I’ve written previously about students learning less by not taking notes. My university is introducing first-year seminars in the fall semester, and I’m teaching one of them. Probably most of the incoming students can benefit from explicit instruction on study skills, and I’m thinking about how to incorporate study skills training into the course. This guide has given me some good ideas, as have the webpages at links embedded in the post that I mention above.
Perhaps even more difficult than altering students’ study habits is changing their perception of failure. Students come to college thinking that they need to avoid failure rather than embrace, recover, and learn from it. As I’ve mentioned previously, the quality of failure assignment at the end of the semester has been incredibly useful in this regard. Starting in the fall, I’ll also be putting what I’m calling a knowledge plan assignment at the beginning of the semester — students will identify the goals they have for a course and write about how they might achieve them. But I should also be teaching about the usefulness of failure throughout the semester rather than just referencing it at either end of the semester. Anne Sobel has some great advice on how to do this in a column in the Chronicle of Higher Education.
One of the best ways to teach a concept is to model it, and this is difficult for instructors who personify the penultimate achievement in institutionalized learning. Telling students that it is important to fail but keeping failure shrouded in secrecy is not very useful either. It is probably much more valuable to create a classroom environment in which students openly fail in front of their peers and feel that it is safe to do so.

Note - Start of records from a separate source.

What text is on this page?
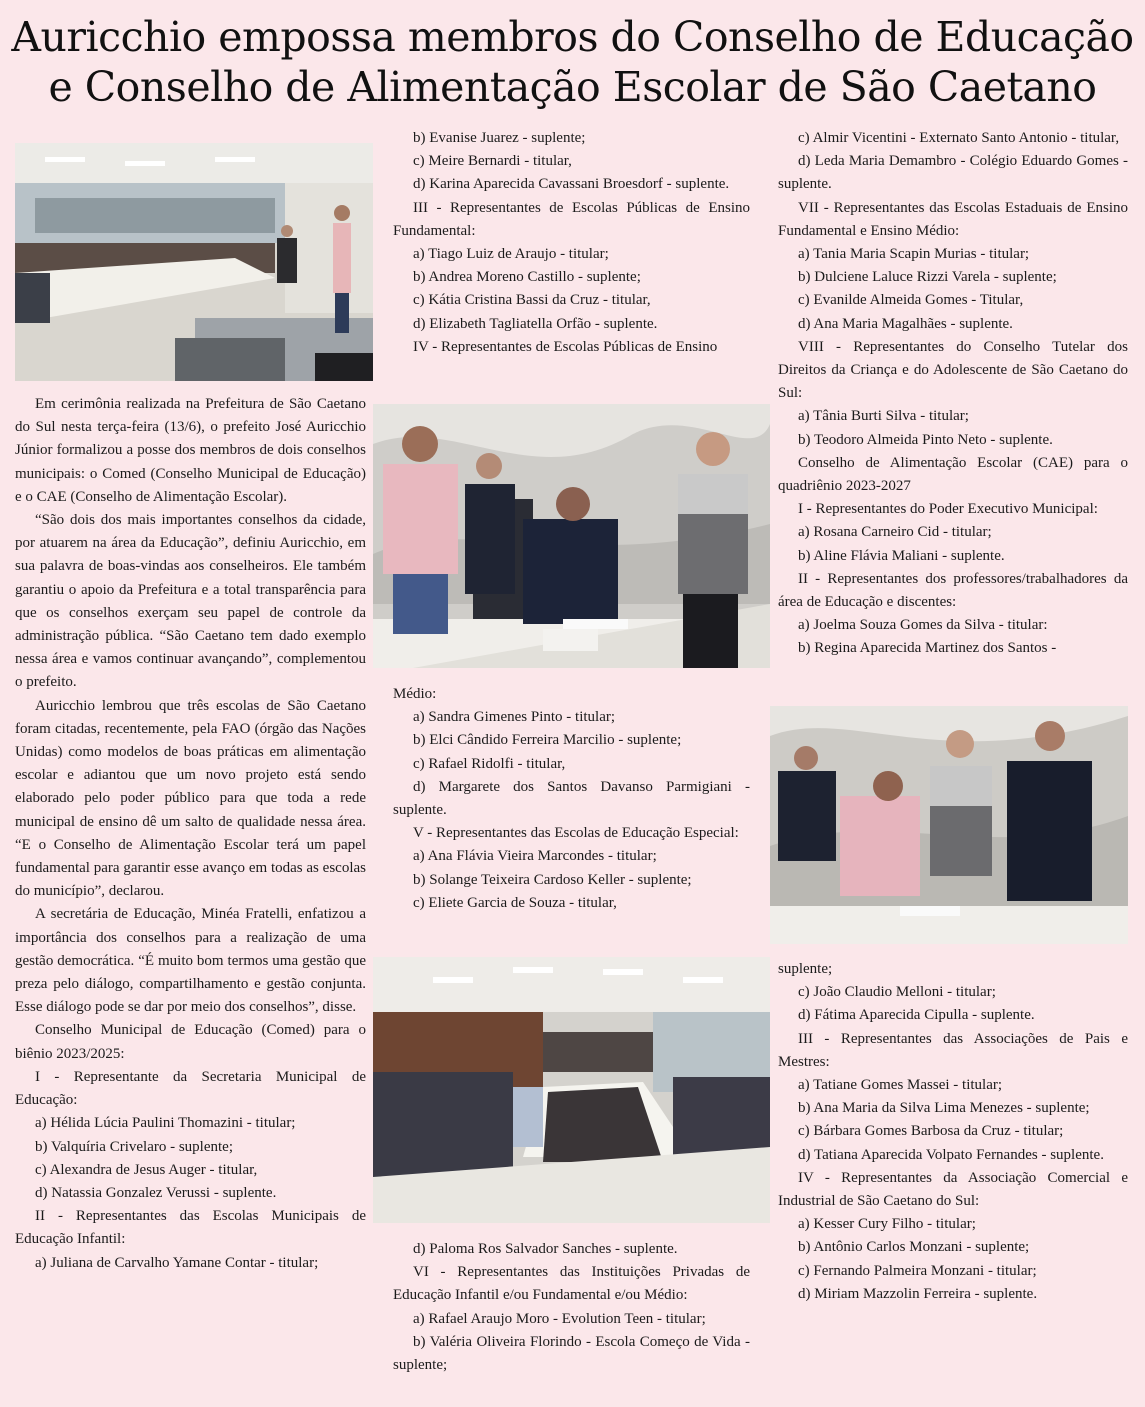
Auricchio empossa membros do Conselho de Educação
e Conselho de Alimentação Escolar de São Caetano

Em cerimônia realizada na Prefeitura de São Caetano do Sul nesta terça-feira (13/6), o prefeito José Auricchio Júnior formalizou a posse dos membros de dois conselhos municipais: o Comed (Conselho Municipal de Educação) e o CAE (Conselho de Alimentação Escolar).

“São dois dos mais importantes conselhos da cidade, por atuarem na área da Educação”, definiu Auricchio, em sua palavra de boas-vindas aos conselheiros. Ele também garantiu o apoio da Prefeitura e a total transparência para que os conselhos exerçam seu papel de controle da administração pública. “São Caetano tem dado exemplo nessa área e vamos continuar avançando”, complementou o prefeito.

Auricchio lembrou que três escolas de São Caetano foram citadas, recentemente, pela FAO (órgão das Nações Unidas) como modelos de boas práticas em alimentação escolar e adiantou que um novo projeto está sendo elaborado pelo poder público para que toda a rede municipal de ensino dê um salto de qualidade nessa área. “E o Conselho de Alimentação Escolar terá um papel fundamental para garantir esse avanço em todas as escolas do município”, declarou.

A secretária de Educação, Minéa Fratelli, enfatizou a importância dos conselhos para a realização de uma gestão democrática. “É muito bom termos uma gestão que preza pelo diálogo, compartilhamento e gestão conjunta. Esse diálogo pode se dar por meio dos conselhos”, disse.

Conselho Municipal de Educação (Comed) para o biênio 2023/2025:

I - Representante da Secretaria Municipal de Educação:

a) Hélida Lúcia Paulini Thomazini - titular;

b) Valquíria Crivelaro - suplente;

c) Alexandra de Jesus Auger - titular,

d) Natassia Gonzalez Verussi - suplente.

II - Representantes das Escolas Municipais de Educação Infantil:

a) Juliana de Carvalho Yamane Contar - titular;

b) Evanise Juarez - suplente;

c) Meire Bernardi - titular,

d) Karina Aparecida Cavassani Broesdorf - suplente.

III - Representantes de Escolas Públicas de Ensino Fundamental:

a) Tiago Luiz de Araujo - titular;

b) Andrea Moreno Castillo - suplente;

c) Kátia Cristina Bassi da Cruz - titular,

d) Elizabeth Tagliatella Orfão - suplente.

IV - Representantes de Escolas Públicas de Ensino

Médio:

a) Sandra Gimenes Pinto - titular;

b) Elci Cândido Ferreira Marcilio - suplente;

c) Rafael Ridolfi - titular,

d) Margarete dos Santos Davanso Parmigiani - suplente.

V - Representantes das Escolas de Educação Especial:

a) Ana Flávia Vieira Marcondes - titular;

b) Solange Teixeira Cardoso Keller - suplente;

c) Eliete Garcia de Souza - titular,

d) Paloma Ros Salvador Sanches - suplente.

VI - Representantes das Instituições Privadas de Educação Infantil e/ou Fundamental e/ou Médio:

a) Rafael Araujo Moro - Evolution Teen - titular;

b) Valéria Oliveira Florindo - Escola Começo de Vida - suplente;

c) Almir Vicentini - Externato Santo Antonio - titular,

d) Leda Maria Demambro - Colégio Eduardo Gomes - suplente.

VII - Representantes das Escolas Estaduais de Ensino Fundamental e Ensino Médio:

a) Tania Maria Scapin Murias - titular;

b) Dulciene Laluce Rizzi Varela - suplente;

c) Evanilde Almeida Gomes - Titular,

d) Ana Maria Magalhães - suplente.

VIII - Representantes do Conselho Tutelar dos Direitos da Criança e do Adolescente de São Caetano do Sul:

a) Tânia Burti Silva - titular;

b) Teodoro Almeida Pinto Neto - suplente.

Conselho de Alimentação Escolar (CAE) para o quadriênio 2023-2027

I - Representantes do Poder Executivo Municipal:

a) Rosana Carneiro Cid - titular;

b) Aline Flávia Maliani - suplente.

II - Representantes dos professores/trabalhadores da área de Educação e discentes:

a) Joelma Souza Gomes da Silva - titular:

b) Regina Aparecida Martinez dos Santos -

suplente;

c) João Claudio Melloni - titular;

d) Fátima Aparecida Cipulla - suplente.

III - Representantes das Associações de Pais e Mestres:

a) Tatiane Gomes Massei - titular;

b) Ana Maria da Silva Lima Menezes - suplente;

c) Bárbara Gomes Barbosa da Cruz - titular;

d) Tatiana Aparecida Volpato Fernandes - suplente.

IV - Representantes da Associação Comercial e Industrial de São Caetano do Sul:

a) Kesser Cury Filho - titular;

b) Antônio Carlos Monzani - suplente;

c) Fernando Palmeira Monzani - titular;

d) Miriam Mazzolin Ferreira - suplente.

To these ends, I’ve created a series of collaborative projects in my first-year seminar with student teams evaluating the work of other teams. I’m being deliberately mysterious about the exact nature of these projects because I plan on writing about them in more detail this fall, but they combine the use of a technology with creative writing. Students will beta test each other’s projects, scoring them with a rubric on form and function that I’m hoping they themselves will create at the beginning of the course.
As Anne Sobel points out, I need to ensure that students don’t evaluate their work solely on the basis of whether an end product exemplifies success. There needs to be a process in which students repeatedly practice and get feedback so that failure becomes a routine, easily-recognizable event. The trick will be to design a system in which this feedback comes from the students themselves.